You realize that when the next Reign of Terror happens, it's us on the chopping block, right? The real elite will be on the first chartered flight to Hong Kong or Singapore or some similarly authoritarian place. Meanwhile, militarized San Francisco natives will start burning Google Shuttles.
Then it wouldn't really be a Reign of Terror, would it? It's not that I disagree with what you're saying, but you seem to be implying that the 'real' elite weren't made into an endangered species by the French Reign of Terror, which afaik they sort of were.
@kordless I like your work on BTC and openstack but I disagree with the premise some Blockchain technologists evangelism about using a technology driven by a majority consensus theory to create or enforce laws. A form of government that doesn't protect the rights of the minority from the tyranny of the majority concensus is a dangerous thing.
> A form of government that doesn't protect the rights of the minority from the tyranny of the majority concensus is a dangerous thing.

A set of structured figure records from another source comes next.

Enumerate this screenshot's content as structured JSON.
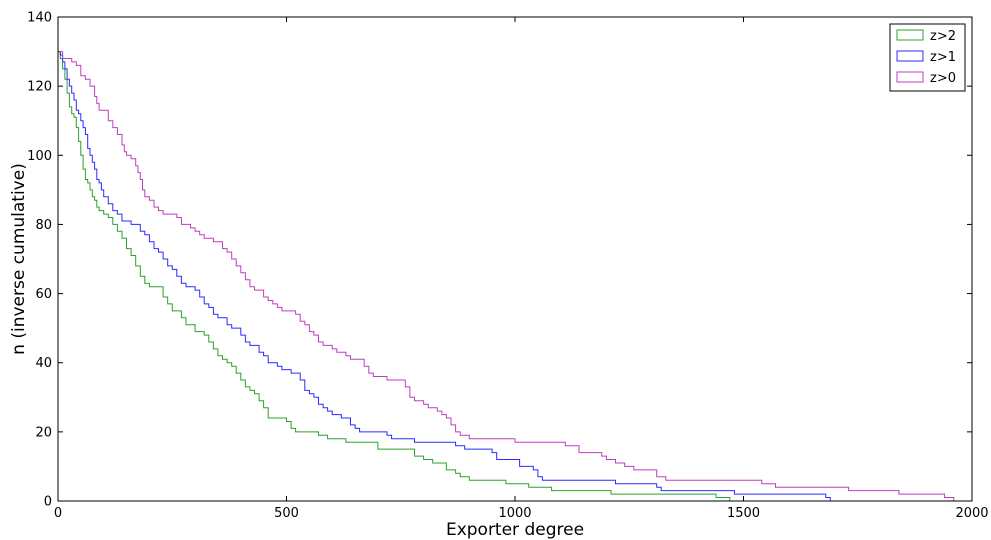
{
  "chart_data": {
    "type": "line",
    "title": "",
    "xlabel": "Exporter degree",
    "ylabel": "n (inverse cumulative)",
    "xlim": [
      0,
      2000
    ],
    "ylim": [
      0,
      140
    ],
    "xticks": [
      0,
      500,
      1000,
      1500,
      2000
    ],
    "yticks": [
      0,
      20,
      40,
      60,
      80,
      100,
      120,
      140
    ],
    "grid": false,
    "legend_position": "top-right",
    "series": [
      {
        "name": "z>2",
        "color": "#2ca02c",
        "points": [
          [
            0,
            130
          ],
          [
            5,
            128
          ],
          [
            10,
            125
          ],
          [
            15,
            122
          ],
          [
            20,
            118
          ],
          [
            25,
            114
          ],
          [
            30,
            112
          ],
          [
            35,
            111
          ],
          [
            40,
            108
          ],
          [
            45,
            104
          ],
          [
            50,
            100
          ],
          [
            55,
            96
          ],
          [
            60,
            93
          ],
          [
            65,
            92
          ],
          [
            70,
            90
          ],
          [
            75,
            88
          ],
          [
            80,
            87
          ],
          [
            85,
            85
          ],
          [
            90,
            84
          ],
          [
            100,
            83
          ],
          [
            110,
            82
          ],
          [
            120,
            80
          ],
          [
            130,
            78
          ],
          [
            140,
            76
          ],
          [
            150,
            73
          ],
          [
            160,
            71
          ],
          [
            170,
            68
          ],
          [
            180,
            65
          ],
          [
            190,
            63
          ],
          [
            200,
            62
          ],
          [
            230,
            59
          ],
          [
            240,
            57
          ],
          [
            250,
            55
          ],
          [
            270,
            53
          ],
          [
            280,
            51
          ],
          [
            300,
            49
          ],
          [
            320,
            48
          ],
          [
            330,
            46
          ],
          [
            340,
            44
          ],
          [
            350,
            42
          ],
          [
            360,
            41
          ],
          [
            370,
            40
          ],
          [
            380,
            39
          ],
          [
            390,
            37
          ],
          [
            400,
            35
          ],
          [
            410,
            33
          ],
          [
            420,
            32
          ],
          [
            430,
            31
          ],
          [
            440,
            29
          ],
          [
            450,
            27
          ],
          [
            460,
            24
          ],
          [
            500,
            23
          ],
          [
            510,
            21
          ],
          [
            520,
            20
          ],
          [
            570,
            19
          ],
          [
            590,
            18
          ],
          [
            630,
            17
          ],
          [
            700,
            15
          ],
          [
            780,
            13
          ],
          [
            800,
            12
          ],
          [
            820,
            11
          ],
          [
            850,
            9
          ],
          [
            870,
            8
          ],
          [
            880,
            7
          ],
          [
            900,
            6
          ],
          [
            980,
            5
          ],
          [
            1030,
            4
          ],
          [
            1080,
            3
          ],
          [
            1210,
            2
          ],
          [
            1440,
            1
          ],
          [
            1470,
            0
          ]
        ]
      },
      {
        "name": "z>1",
        "color": "#2b2bff",
        "points": [
          [
            0,
            130
          ],
          [
            5,
            129
          ],
          [
            10,
            127
          ],
          [
            15,
            125
          ],
          [
            20,
            122
          ],
          [
            25,
            120
          ],
          [
            30,
            118
          ],
          [
            35,
            116
          ],
          [
            40,
            113
          ],
          [
            45,
            112
          ],
          [
            50,
            110
          ],
          [
            55,
            108
          ],
          [
            60,
            106
          ],
          [
            65,
            102
          ],
          [
            70,
            100
          ],
          [
            75,
            98
          ],
          [
            80,
            96
          ],
          [
            85,
            93
          ],
          [
            90,
            92
          ],
          [
            95,
            90
          ],
          [
            100,
            88
          ],
          [
            110,
            86
          ],
          [
            120,
            84
          ],
          [
            130,
            83
          ],
          [
            140,
            81
          ],
          [
            160,
            80
          ],
          [
            180,
            78
          ],
          [
            190,
            77
          ],
          [
            200,
            75
          ],
          [
            210,
            73
          ],
          [
            220,
            72
          ],
          [
            230,
            70
          ],
          [
            240,
            68
          ],
          [
            250,
            67
          ],
          [
            260,
            65
          ],
          [
            270,
            63
          ],
          [
            280,
            62
          ],
          [
            300,
            61
          ],
          [
            310,
            59
          ],
          [
            320,
            57
          ],
          [
            330,
            56
          ],
          [
            340,
            54
          ],
          [
            350,
            53
          ],
          [
            370,
            51
          ],
          [
            380,
            50
          ],
          [
            400,
            48
          ],
          [
            410,
            46
          ],
          [
            420,
            45
          ],
          [
            440,
            43
          ],
          [
            450,
            42
          ],
          [
            460,
            40
          ],
          [
            480,
            39
          ],
          [
            490,
            38
          ],
          [
            510,
            37
          ],
          [
            530,
            35
          ],
          [
            540,
            32
          ],
          [
            550,
            31
          ],
          [
            560,
            30
          ],
          [
            570,
            28
          ],
          [
            580,
            27
          ],
          [
            590,
            26
          ],
          [
            600,
            25
          ],
          [
            620,
            24
          ],
          [
            640,
            22
          ],
          [
            650,
            21
          ],
          [
            660,
            20
          ],
          [
            720,
            19
          ],
          [
            730,
            18
          ],
          [
            780,
            17
          ],
          [
            870,
            16
          ],
          [
            890,
            15
          ],
          [
            950,
            14
          ],
          [
            960,
            12
          ],
          [
            1010,
            10
          ],
          [
            1040,
            9
          ],
          [
            1050,
            7
          ],
          [
            1060,
            6
          ],
          [
            1220,
            5
          ],
          [
            1310,
            4
          ],
          [
            1320,
            3
          ],
          [
            1480,
            2
          ],
          [
            1680,
            1
          ],
          [
            1690,
            0
          ]
        ]
      },
      {
        "name": "z>0",
        "color": "#bf3fbf",
        "points": [
          [
            0,
            130
          ],
          [
            10,
            128
          ],
          [
            30,
            127
          ],
          [
            40,
            126
          ],
          [
            50,
            123
          ],
          [
            60,
            122
          ],
          [
            70,
            120
          ],
          [
            80,
            117
          ],
          [
            85,
            115
          ],
          [
            90,
            113
          ],
          [
            100,
            113
          ],
          [
            110,
            110
          ],
          [
            120,
            108
          ],
          [
            130,
            106
          ],
          [
            140,
            103
          ],
          [
            145,
            101
          ],
          [
            150,
            100
          ],
          [
            160,
            99
          ],
          [
            170,
            97
          ],
          [
            175,
            95
          ],
          [
            180,
            93
          ],
          [
            185,
            90
          ],
          [
            190,
            88
          ],
          [
            200,
            87
          ],
          [
            210,
            85
          ],
          [
            220,
            84
          ],
          [
            230,
            83
          ],
          [
            260,
            82
          ],
          [
            270,
            80
          ],
          [
            290,
            79
          ],
          [
            300,
            78
          ],
          [
            310,
            77
          ],
          [
            320,
            76
          ],
          [
            340,
            75
          ],
          [
            360,
            73
          ],
          [
            370,
            72
          ],
          [
            380,
            70
          ],
          [
            390,
            68
          ],
          [
            400,
            66
          ],
          [
            410,
            64
          ],
          [
            420,
            62
          ],
          [
            430,
            61
          ],
          [
            450,
            59
          ],
          [
            460,
            58
          ],
          [
            470,
            57
          ],
          [
            480,
            56
          ],
          [
            490,
            55
          ],
          [
            520,
            54
          ],
          [
            530,
            52
          ],
          [
            540,
            51
          ],
          [
            550,
            49
          ],
          [
            560,
            48
          ],
          [
            570,
            46
          ],
          [
            580,
            45
          ],
          [
            600,
            44
          ],
          [
            610,
            43
          ],
          [
            630,
            42
          ],
          [
            640,
            41
          ],
          [
            670,
            39
          ],
          [
            680,
            37
          ],
          [
            690,
            36
          ],
          [
            720,
            35
          ],
          [
            760,
            33
          ],
          [
            770,
            30
          ],
          [
            780,
            29
          ],
          [
            800,
            28
          ],
          [
            810,
            27
          ],
          [
            830,
            26
          ],
          [
            840,
            25
          ],
          [
            850,
            24
          ],
          [
            860,
            22
          ],
          [
            870,
            20
          ],
          [
            880,
            19
          ],
          [
            900,
            18
          ],
          [
            1000,
            17
          ],
          [
            1110,
            16
          ],
          [
            1140,
            14
          ],
          [
            1190,
            13
          ],
          [
            1200,
            12
          ],
          [
            1220,
            11
          ],
          [
            1240,
            10
          ],
          [
            1260,
            9
          ],
          [
            1310,
            7
          ],
          [
            1330,
            6
          ],
          [
            1540,
            5
          ],
          [
            1570,
            4
          ],
          [
            1730,
            3
          ],
          [
            1840,
            2
          ],
          [
            1940,
            1
          ],
          [
            1960,
            0
          ]
        ]
      }
    ]
  }
}
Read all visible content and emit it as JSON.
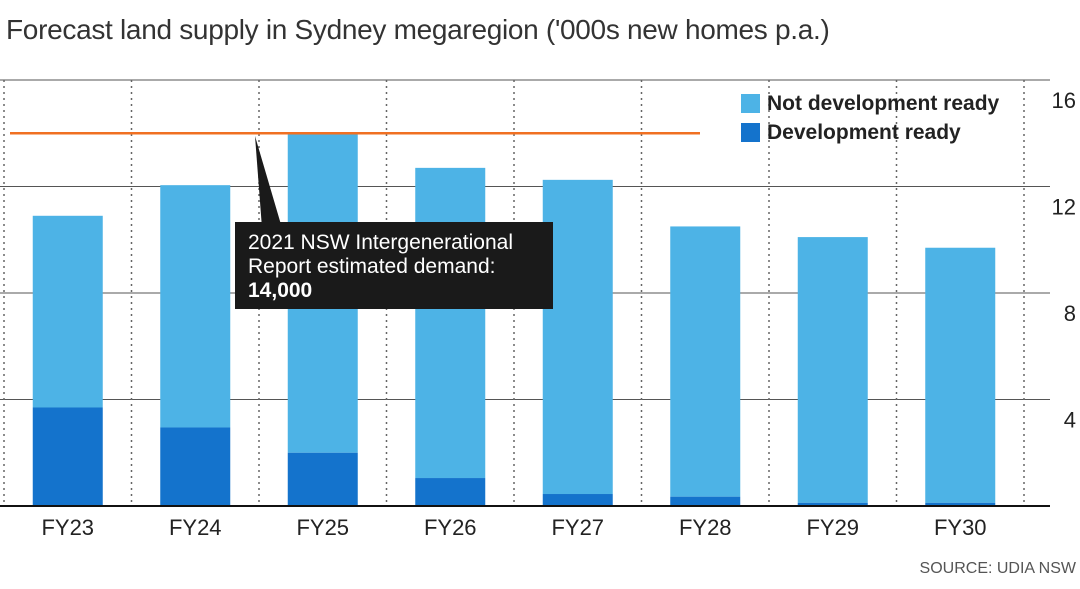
{
  "title": "Forecast land supply in Sydney megaregion ('000s new homes p.a.)",
  "source": "SOURCE: UDIA NSW",
  "colors": {
    "not_ready": "#4db3e6",
    "ready": "#1473cc",
    "demand_line": "#f07022",
    "annotation_bg": "#1a1a1a",
    "annotation_text": "#ffffff"
  },
  "annotation": {
    "line1": "2021 NSW Intergenerational",
    "line2": "Report estimated demand:",
    "line3": "14,000"
  },
  "chart_data": {
    "type": "bar",
    "stacked": true,
    "categories": [
      "FY23",
      "FY24",
      "FY25",
      "FY26",
      "FY27",
      "FY28",
      "FY29",
      "FY30"
    ],
    "series": [
      {
        "name": "Development ready",
        "values": [
          3.7,
          2.95,
          2.0,
          1.05,
          0.45,
          0.35,
          0.12,
          0.12
        ]
      },
      {
        "name": "Not development ready",
        "values": [
          7.2,
          9.1,
          12.0,
          11.65,
          11.8,
          10.15,
          9.98,
          9.58
        ]
      }
    ],
    "legend": [
      "Not development ready",
      "Development ready"
    ],
    "reference_line": {
      "label": "2021 NSW Intergenerational Report estimated demand: 14,000",
      "value": 14
    },
    "yticks": [
      4,
      8,
      12,
      16
    ],
    "ylim": [
      0,
      16
    ],
    "title": "Forecast land supply in Sydney megaregion ('000s new homes p.a.)",
    "xlabel": "",
    "ylabel": ""
  }
}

Are you implying this is possible without blockchain technology, but impossible with? I can't imagine what attribute of an unforgeable ledger would do that.
People who believe in the mythic notion of "social contracts" should embrace blockchains with open arms. Minorities now have a concrete method to create enforceable agreements among each other. Isn't that what government should be -- an agreement amongst the people?
I think Satoshi must have read all of Szabo's work!
Long before the Bitcoin paper, Szabo argues that technology can supplant existing bureaucratic means of recording claims to property rights (but he notes that it doesn't directly supplant existing institutions for enforcing those rights, or beliefs about how the rights are acquired or transferred).
I thought of this piece when reading this week's xkcd what-if:
("[...] you could edit all the property records on Earth to say that you own all the land and edit all the banking records to say you own all the money. But everyone else would disagree with those records, and they would edit them back or ignore them [...]")
I agree with you regarding the dangers of consensus. Trust can be evaluated many different ways: through direct votes, aggregation, statistical analysis, and more. We should be cautious about implementing government control with the blockchain and I'm sure the current government will have a say about it when we do.
Whether they chose to arm themselves with a keyboard and coded editor is another matter entirely.
People don't matter. The vast majority of people are uneducated idiots who never decided one thing or another. The educated masses matter, those with knowledge as you call them, who have decided the trajectory of history at every turning point.
The US is, historically speaking and also when compared to many contemporary societies, very highly educated. If what you say is true, that even in the US most people are 'uneducated idiots' who never decide anything (or rather, for the sake of argument, should never decide anything, which I think is what you were getting at - correct me if I'm wrong), then it's a pretty compelling argument that democracy can never work.
I happen to disagree. Americans are not 'uneducated idiots' but rather the target of perhaps the most sophisticated, ubiquitous, and persistant propaganda effort ever seen in human history. When you consider the stakes involved (massive military, very large economy) it is not such a surprise. As for what to do about that, I propose going to the source: reduce the size of the military, and reduce the size of the economy (by splitting it into several pieces).
I think it is worse than this. The vast majority of people know about it but simply don't care. Jennifer Lawrence's private photos are much more important to the proleriat.